I'm glad you're liking it, but just don't let the horrific new spell identify rules creep into your game. Confirmed via Twitter too. Basically, requiring an Action (yes your full action) or reaction to identify means it's functionally impossible to do it with the character actually counterspelling, as they don't get back their "action budget" until it's their turn, so how often do they go through their turn in combat and not use EITHER of their action AND their reaction? That's almost never. It gets into things like one player identifying and another counterspelling, but think of the "timing" of that in RP terms. It just breaks flow badly too. Also lots of crap (very well identified in that linked thread) about how you must cast every spell in secret (DM and player) to prevent abuse of this mechanism as well.

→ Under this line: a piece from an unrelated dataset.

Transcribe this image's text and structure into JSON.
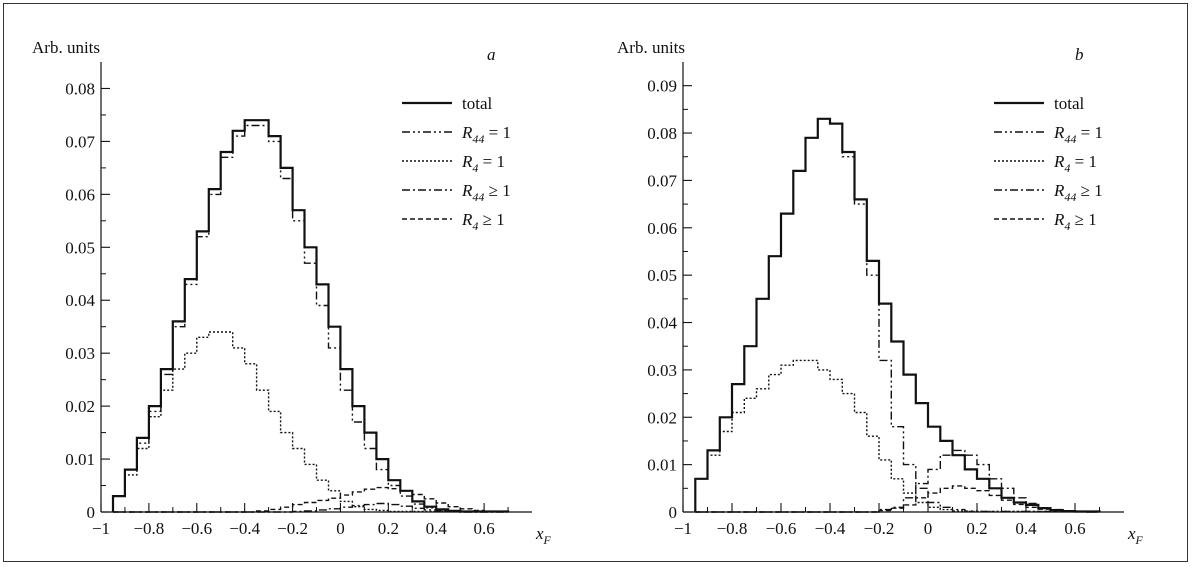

Most of the bad (sans slowdown) would have been gone if they'd just said identifying it was a roll, but a free action. That wouldn't stop some of the bullshit, but it would at least not gimp counterspelling in general.

TL;DR; This rule won't be at my table @Dirona, @HCGLNS, or @Squidleybits. DM Fiat.
I can see where he's coming from. Though, I doubt it's that big of a deal. I've literally spent 60+ levels playing a wizard in D&D (my favorite class) and I think I've counterspelled maybe twice in all those years.

Luckily, being D&D, you can just ignore it.

So, I've skimmed more of the book and I gotta say, I think wasting nearly 20 pages on random name tables was a HUUUUUUUUUGE waste of space. Were they really that hurting for content? They only put out like one or two sourcebooks a year now.
 
So, I've skimmed more of the book and I gotta say, I think wasting nearly 20 pages on random name tables was a HUUUUUUUUUGE waste of space. Were they really that hurting for content? They only put out like one or two sourcebooks a year now.
And this sourcebook was just the "finalized" version of most of their Unearthed Arcana anyway. There is nothing "new" in this book, it's all stuff from the website with maybe a few alterations.
 
I would be hilarious for me to watch though!!!
Might be interesting as a penalty for your character/self.

"Your character gets hit by a mind-altering spell. They're sluggish and confused. Now IRL, take 4 drags on this joint. I'm not letting you metagame out of this one!"


Seems like it could be very interesting. Bad too, but potentially interesting.